Create a utils folder, create redis_utilities.py:

import json
from functools import wraps

from app.authentication.models import User
from config.cache import get_cache, set_cache
from fastapi.encoders import jsonable_encoder
from sqlalchemy.ext.asyncio import AsyncSession

def cache_response(key_func, ttl=300):
def decorator(func):
@wraps(func)
async def wrapper(*args, **kwargs):
key = key_func(*args, **kwargs)
cached = await get_cache(key)
if cached:
return json.loads(cached)
result = await func(*args, **kwargs)
encoded_result = jsonable_encoder(result)
await set_cache(key, json.dumps(encoded_result), ttl)
return result
return wrapper
return decorator

def user_cache_key(current_user: User, db: AsyncSession):
return f"user_profile:{current_user.id}"

How it works:

  • cache_response → wraps any function, checks cache first, sets cache if not found.
  • user_cache_key → generates a unique cache key per user (useful if your app is user-based).

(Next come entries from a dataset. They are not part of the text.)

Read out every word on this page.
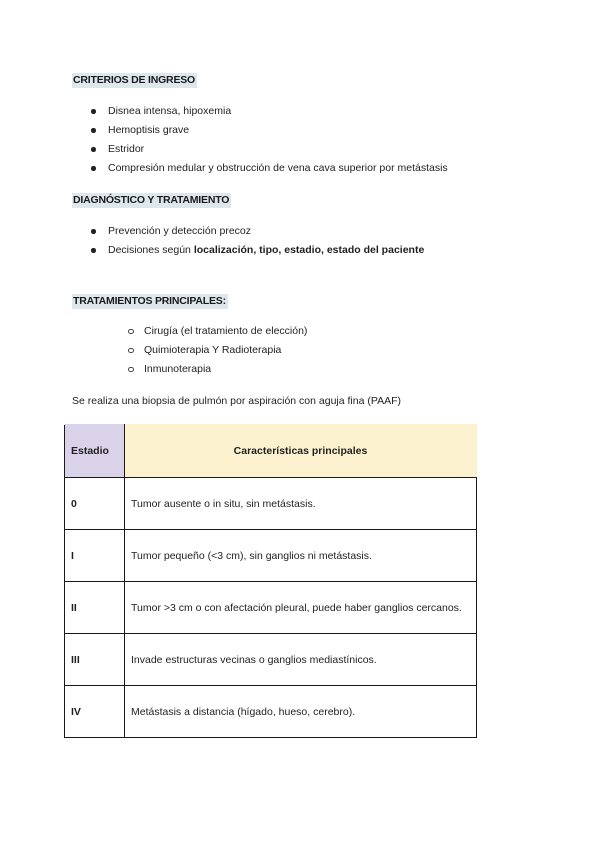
CRITERIOS DE INGRESO
Disnea intensa, hipoxemia
Hemoptisis grave
Estridor
Compresión medular y obstrucción de vena cava superior por metástasis
DIAGNÓSTICO Y TRATAMIENTO
Prevención y detección precoz
Decisiones según localización, tipo, estadio, estado del paciente
TRATAMIENTOS PRINCIPALES:
Cirugía (el tratamiento de elección)
Quimioterapia Y Radioterapia
Inmunoterapia
Se realiza una biopsia de pulmón por aspiración con aguja fina (PAAF)
Estadio	Características principales
0	Tumor ausente o in situ, sin metástasis.
I	Tumor pequeño (<3 cm), sin ganglios ni metástasis.
II	Tumor >3 cm o con afectación pleural, puede haber ganglios cercanos.
III	Invade estructuras vecinas o ganglios mediastínicos.
IV	Metástasis a distancia (hígado, hueso, cerebro).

Step 7: Use Caching in Your API

Here’s how you apply caching in a real FastAPI route:

from utils.redis_utilities import cache_response, user_cache_key
from fastapi import Depends
from sqlalchemy.ext.asyncio import AsyncSession
from app.authentication.models import User
from app.dependencies import get_current_user, get_db

@app.get("/videos")
@cache_response(user_cache_key, ttl=300)
async def get_all_links(
current_user: User = Depends(get_current_user),
db: AsyncSession = Depends(get_db)
):
# Your DB query or heavy logic here
return {"videos": ["video1", "video2", "video3"]}

✨ Boom. You’ve got caching enabled.

  • The user_cache_key (key) ensures uniqueness per user.
  • ttl=300 → cache expires in 5 minutes (adjust as needed).

⚡ Performance Boost

Here’s what happens:

  • Without Redis → Every request hits the database so Resonse time is 582ms
  • With Redis → The first request fetches from the database, caches it, and every subsequent request fetches from Redis (much faster) so reponse time is 25ms.

Response times drop drastically.

Cache Invalidation

Remember: caching is powerful, but it must stay fresh.

  • When you update or delete data, also call delete_cache(key) to invalidate the old cache.
  • This ensures users always get the latest information.

Final Thoughts

We’ve set up a clean, reusable Redis caching system for FastAPI:

  • Modular config (conf.py, cache.py)
  • Lifecycle management with FastAPI
  • A decorator (cache_response) for painless caching
  • Per-user cache keys for uniqueness

This setup is scalable, production-ready, and easy to extend.